In this study, there was statistically significant difference between both groups in pain score with mean of 3.8 in group 1 and 5 in group 2. In consistent with Suthar M. et al. who revealed that PRP application in treatment of chronic wound has pain reducing effect. 9
In this study, there was statistically significant difference between both groups as regard wound healing rate as measured by changes in wound dimensions over the first three weeks of follow up period with a mean of 2.5 cm in group 1 and 4 cm in group 2 and also in full recovery time where in the treatment group it was ranged between 19-39 days with a mean duration of 28 days, while in the control group was achieved only in 23 cases with a duration range 23-47 days with a mean duration of 37 days. There were two cases in group 2 failed to achieve full recovery and developed chronic wound state even after a period extending to three months, it worthy noted that these two cases were primarily after debridement of sacrococcygeal abscess and chronic pilonidal disease was diagnosed in both cases. After analysis of literature, this was consistent with BabaeiV. et al10 and Cieslik-B. et al11 who confirmed the accelerating effect of PRP on wound healing and in achieving full recovery over a short period.

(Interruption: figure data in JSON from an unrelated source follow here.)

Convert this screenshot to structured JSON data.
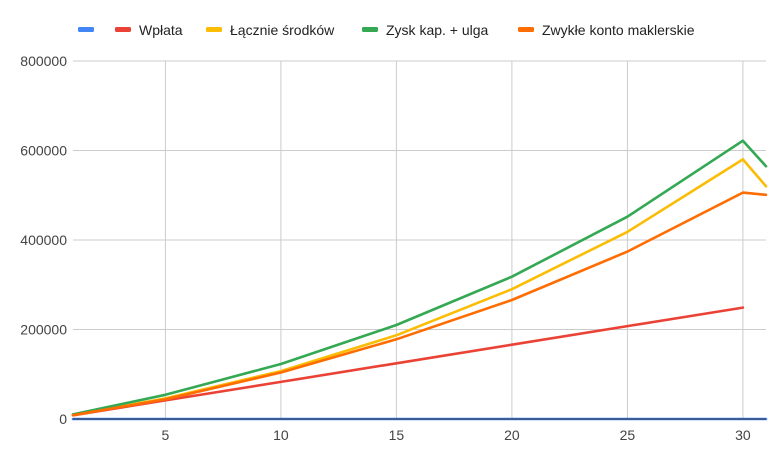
{
  "chart_data": {
    "type": "line",
    "title": "",
    "xlabel": "",
    "ylabel": "",
    "xlim": [
      1,
      31
    ],
    "ylim": [
      0,
      800000
    ],
    "x_ticks": [
      5,
      10,
      15,
      20,
      25,
      30
    ],
    "x_tick_labels": [
      "5",
      "10",
      "15",
      "20",
      "25",
      "30"
    ],
    "y_ticks": [
      0,
      200000,
      400000,
      600000,
      800000
    ],
    "y_tick_labels": [
      "0",
      "200000",
      "400000",
      "600000",
      "800000"
    ],
    "grid": true,
    "legend_position": "top-left",
    "series": [
      {
        "name": "",
        "color": "#4285f4",
        "x": [
          1,
          31
        ],
        "values": [
          0,
          0
        ]
      },
      {
        "name": "Wpłata",
        "color": "#ea4335",
        "x": [
          1,
          5,
          10,
          15,
          20,
          25,
          30
        ],
        "values": [
          8300,
          41500,
          83000,
          124500,
          166000,
          207500,
          249000
        ]
      },
      {
        "name": "Łącznie środków",
        "color": "#fbbc04",
        "x": [
          1,
          5,
          10,
          15,
          20,
          25,
          30,
          31
        ],
        "values": [
          8700,
          46000,
          107000,
          187000,
          290000,
          418000,
          580000,
          520000
        ]
      },
      {
        "name": "Zysk kap. + ulga",
        "color": "#34a853",
        "x": [
          1,
          5,
          10,
          15,
          20,
          25,
          30,
          31
        ],
        "values": [
          10300,
          54000,
          123000,
          210000,
          318000,
          452000,
          622000,
          565000
        ]
      },
      {
        "name": "Zwykłe konto maklerskie",
        "color": "#ff6d01",
        "x": [
          1,
          5,
          10,
          15,
          20,
          25,
          30,
          31
        ],
        "values": [
          8400,
          44000,
          104000,
          178000,
          266000,
          374000,
          506000,
          501000
        ]
      }
    ]
  }
}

In this study, there was statistically significant difference between both groups as regard wound infection rate as it was diagnosed in 2 (8%) cases in the group 1 and 5 (20%)cases in the other group. This was consistent with Zhang J. et al12, Andia I.et al13, and Anitua E. et al14 all had clarified the antibacterial effect of PRP and hence decreased incidence of wound infection by therapeutic application of PRP.

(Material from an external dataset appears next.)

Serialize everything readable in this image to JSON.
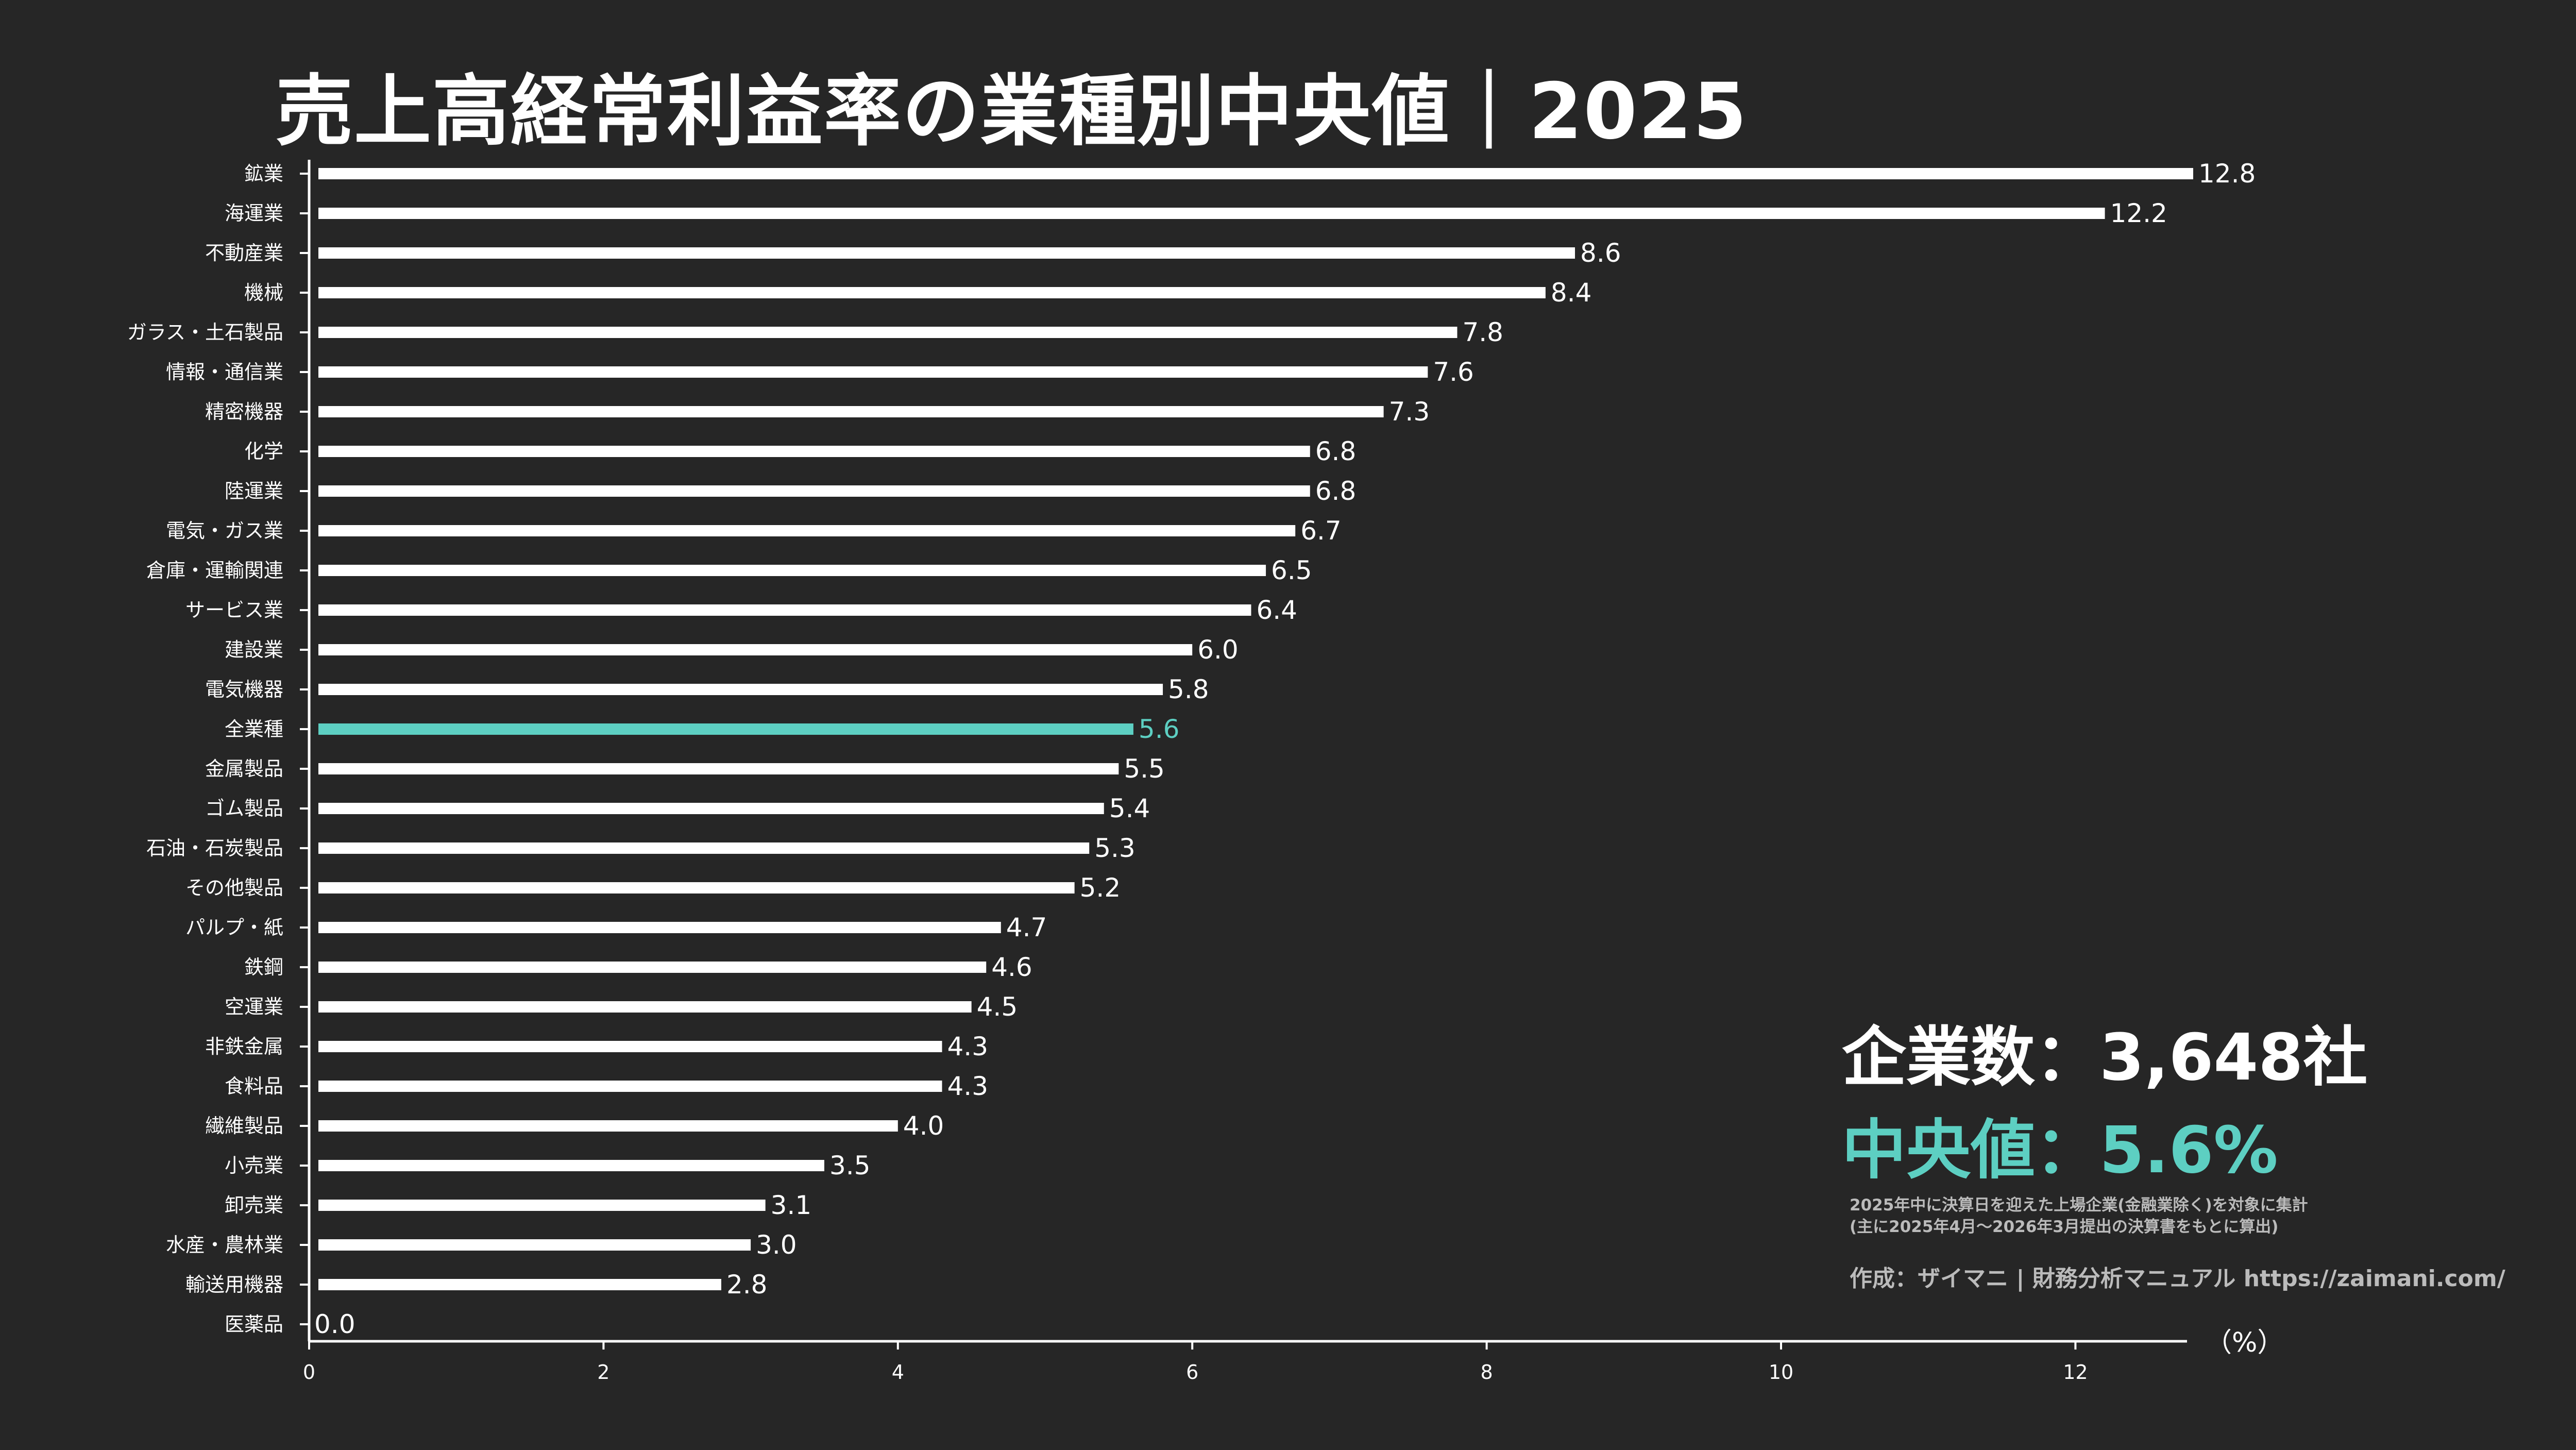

The limitation of this study was that still more investigations are required to demonstrate the prophylactic effect of PRP therapy after surgical debridement of sacrococcygeal abscess specifically and prevention of development of chronic pilonidal disease in these cases.
CONCLUSION
PRP therapy seems to be safe and effective in enhancing wound healing after surgical debridement of various types of tissue infection and in prevention of chronic wound complications.